EF_Kevin 8 / 13052  
May 28, 2009   #49
Yes, doing a pilot study for your use of a metaphor is a great idea! It's funny how something can seem to make sense to me, but then it turns out to be nonsense to everyone else!
OP Rajiv 55 / 398  
May 30, 2009   #50
Thanks a lot - I take it that you three did get the meaning as I intended to convey in the metaphors. I appreciate your comments nonetheless, and will be really happy to hear more of your thinking on all this written above.
OP Rajiv 55 / 398  
May 31, 2009   #51
Could you explain Maya in more detail?

Maya is the beguiler -- let me give her this gender as she often is represented in Indian philosophy, where she is also known as Prakriti, translated as nature in English. Her counterpart is Purusha, a male, and represents consciousness alone.

As it often happens in life, when a male and female meet, come closer, then decide on a life together, the female is very concerned with the life her man has lived until then; and also all his other tendencies. Now if they have come together with a sincere commitment to go through thick and thin, it is not enough for the female to only know what her man is, or weaknesses he has acted by, in the past. For them to live in harmony and for her to continously care for him and love him increasingly by the passing days, she has to tease out those tendencies in him which will make him act in ways detrimental to their conjugal life. In this sense, she becomes of a nature which is the complement of his.

The more sincere are her efforts and keener her own spirit to root out from their lives, his many wilder-ness-es, the more she knows will their life pass in stability and understanding together. So she plays out many roles; and more so in the earliest years of their lives together.

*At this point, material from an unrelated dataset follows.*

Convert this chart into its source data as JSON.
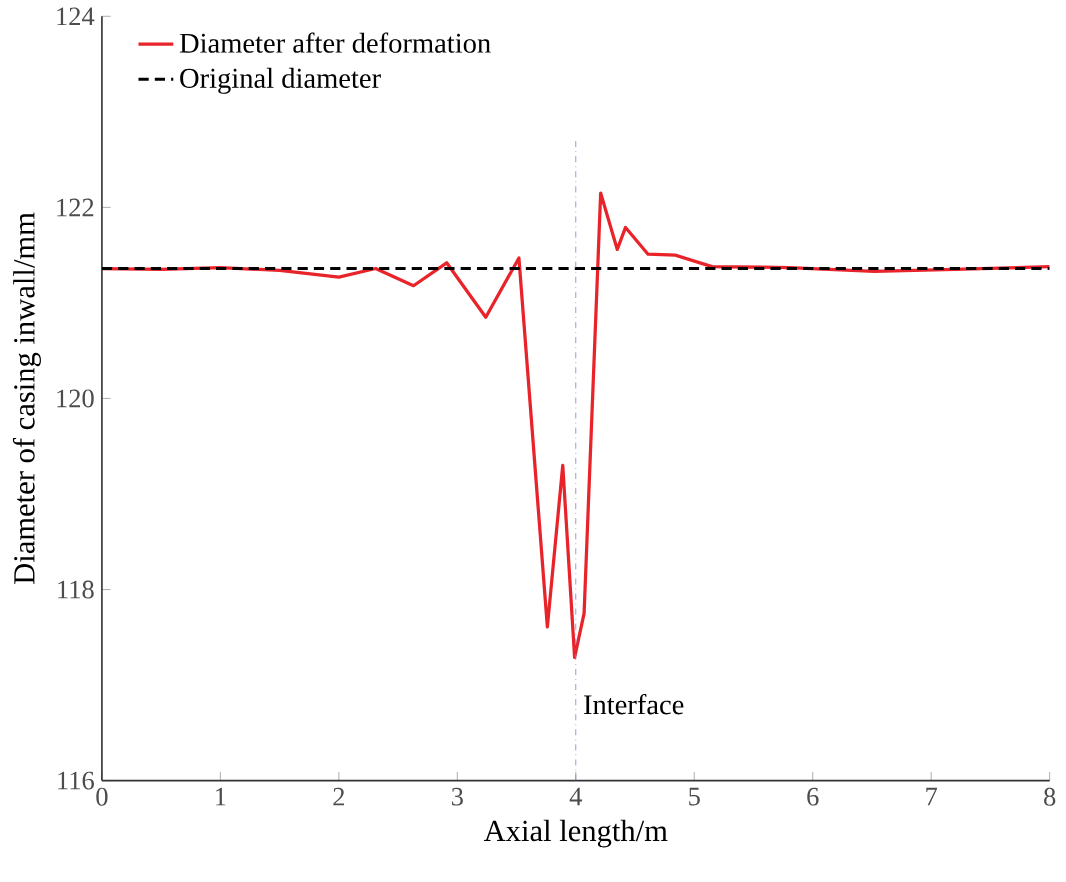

And he gives in to those impulses in himself and plays the part he is unable to keep himself from doing; and she, like some lioness crouched till then on the side, punishes him. Always letting him see clearly that he stands guilty by his own conscience, the laws he asked her to trust him by; so that now, she is really carrying out the purging he has not the discipline to do upon himself. The man may wish to revolt, give up their world together, and think of finding a life in the wilderness without her companionship and harmony; and sometimes he even may, but then she would have erred, and both are sorry with the outcome.